A contrariedade no caminho de Ashcroft será o Jaguar, que o força a parar e a ver-se a si mesmo na reflexão, quando perscruta o seu interior. O sentido final ocorre na junção dos restantes elementos da banda, já que todo o sentido é na oposição ao vídeo anterior, enquanto bando de banda.
Cause it's a bittersweet symphony this life
Trying to make ends meet, (trying to find somebody) then you die.
I'll take you down the only road I've ever been down
You know the one that takes you to the places where all the veins meet.
...
No change, I can't change, I can't change, I can't change,
But I'm here in my mold, I am here in my mold.
But I'm a million different people from one day to the next
I can't change my mold, no, no, no...
...
Well I never pray, but tonight I'm on my knees.
I need to hear some sounds that recognize the pain in me.
I let the melody shine, let it cleanse my mind, I feel free now.
But the airwaves are clean and there's nobody singing to me now.
Em 2013 inverti a ordem, mas a ordem é mesmo esta.
Quando Gaia canta, já viu a esperada resposta que Cronos lhe dará depois, na forma de Hermes.
Por isso mesmo, as perguntas mantinham-se.
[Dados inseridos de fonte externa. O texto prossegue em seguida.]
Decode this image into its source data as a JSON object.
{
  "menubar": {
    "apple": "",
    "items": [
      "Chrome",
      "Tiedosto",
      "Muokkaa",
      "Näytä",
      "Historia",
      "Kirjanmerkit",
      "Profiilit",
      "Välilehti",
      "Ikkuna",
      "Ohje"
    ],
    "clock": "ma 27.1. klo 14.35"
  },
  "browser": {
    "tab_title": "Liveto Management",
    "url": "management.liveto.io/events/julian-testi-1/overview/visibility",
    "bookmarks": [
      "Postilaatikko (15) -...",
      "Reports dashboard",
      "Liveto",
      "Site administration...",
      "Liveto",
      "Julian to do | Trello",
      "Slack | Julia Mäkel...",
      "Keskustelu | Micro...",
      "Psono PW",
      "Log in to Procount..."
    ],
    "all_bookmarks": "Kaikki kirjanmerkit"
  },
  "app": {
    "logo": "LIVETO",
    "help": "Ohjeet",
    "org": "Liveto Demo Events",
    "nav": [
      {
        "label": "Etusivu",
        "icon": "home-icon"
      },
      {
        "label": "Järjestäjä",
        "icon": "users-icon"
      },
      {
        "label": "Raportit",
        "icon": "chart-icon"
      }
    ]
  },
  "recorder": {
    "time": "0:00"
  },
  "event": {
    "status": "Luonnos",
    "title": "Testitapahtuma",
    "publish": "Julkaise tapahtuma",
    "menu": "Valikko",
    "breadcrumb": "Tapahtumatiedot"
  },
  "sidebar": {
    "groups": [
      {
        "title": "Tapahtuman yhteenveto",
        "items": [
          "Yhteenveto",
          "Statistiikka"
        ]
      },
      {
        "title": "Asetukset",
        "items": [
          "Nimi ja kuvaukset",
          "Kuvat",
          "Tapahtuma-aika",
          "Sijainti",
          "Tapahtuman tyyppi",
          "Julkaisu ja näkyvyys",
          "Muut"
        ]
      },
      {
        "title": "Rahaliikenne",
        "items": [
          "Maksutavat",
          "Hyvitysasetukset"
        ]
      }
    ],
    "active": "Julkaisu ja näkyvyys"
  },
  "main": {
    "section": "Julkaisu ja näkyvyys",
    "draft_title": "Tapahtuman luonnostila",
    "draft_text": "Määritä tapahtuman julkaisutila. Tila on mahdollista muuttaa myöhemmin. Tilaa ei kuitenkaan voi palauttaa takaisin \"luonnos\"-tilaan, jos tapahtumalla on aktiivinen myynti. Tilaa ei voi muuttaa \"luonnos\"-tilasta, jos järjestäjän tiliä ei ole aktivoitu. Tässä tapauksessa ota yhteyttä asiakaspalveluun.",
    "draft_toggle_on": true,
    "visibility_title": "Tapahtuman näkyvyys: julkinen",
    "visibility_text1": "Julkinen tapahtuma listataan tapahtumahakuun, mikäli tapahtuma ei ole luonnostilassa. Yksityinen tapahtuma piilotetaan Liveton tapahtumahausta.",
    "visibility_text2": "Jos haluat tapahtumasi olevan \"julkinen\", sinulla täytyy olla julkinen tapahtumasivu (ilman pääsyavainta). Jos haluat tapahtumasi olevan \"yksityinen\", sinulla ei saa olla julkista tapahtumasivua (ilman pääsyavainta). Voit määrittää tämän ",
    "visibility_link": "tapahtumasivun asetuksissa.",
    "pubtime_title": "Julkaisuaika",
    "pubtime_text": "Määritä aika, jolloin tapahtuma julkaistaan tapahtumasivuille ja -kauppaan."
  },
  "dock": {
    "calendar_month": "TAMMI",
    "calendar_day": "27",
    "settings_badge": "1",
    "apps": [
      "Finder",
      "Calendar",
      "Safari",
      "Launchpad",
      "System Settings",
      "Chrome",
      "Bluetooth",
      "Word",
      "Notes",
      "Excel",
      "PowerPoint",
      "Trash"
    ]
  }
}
As partes de Gaia espalham-se pelos tempos, e a sua integridade foi tanto maior enquanto o futuro foi projecção antecipada do passado. A cantoria de Ashcroft já a ouvira mil vezes a tantos outros bardos consumidos pelos seus tormentos, procurando um caminho que levasse à reunião de todos os veios. Nenhum desconforto alheio a faria parar, enquanto carregasse em si a íntegra dos desconfortos. 
O que talvez não antecipasse é que a solução do seu problema passaria pela sua dissolução, e daí um lamento que perdurará no eco dos tempos:
Like a soul without a mind, in a body without a heart, I'm missing every part!
O que Hermes explica é que, reduzido à condição humana, não pode evitar o confronto, e o primeiro tombo será o dela, ensimesmada, e alheia ao caminho alheio. Hermes tanto salta por cima da maquinação com que lhe bloqueou o caminho, como a reduz à insignificância a sua tentativa de exibição/sedução. Todos protestaram, riram ou ignoraram, mas nem mesmo a paragem em que se confrontou consigo mesmo, o tirou desse caminho em que, como molde, serve por igual a milhões de pessoas diferentes, em tempos diferentes.

O que Cronos explicou, através de Hermes, e que no final fez Gaia virar a sua direcção, foi que a igualdade não é possível ao mesmo tempo, mas quando o tempo muda, colocando o opressor no lugar do oprimido, pois aí o opressor perde o pio da cantoria, e passará a ter outro cuidado futuro.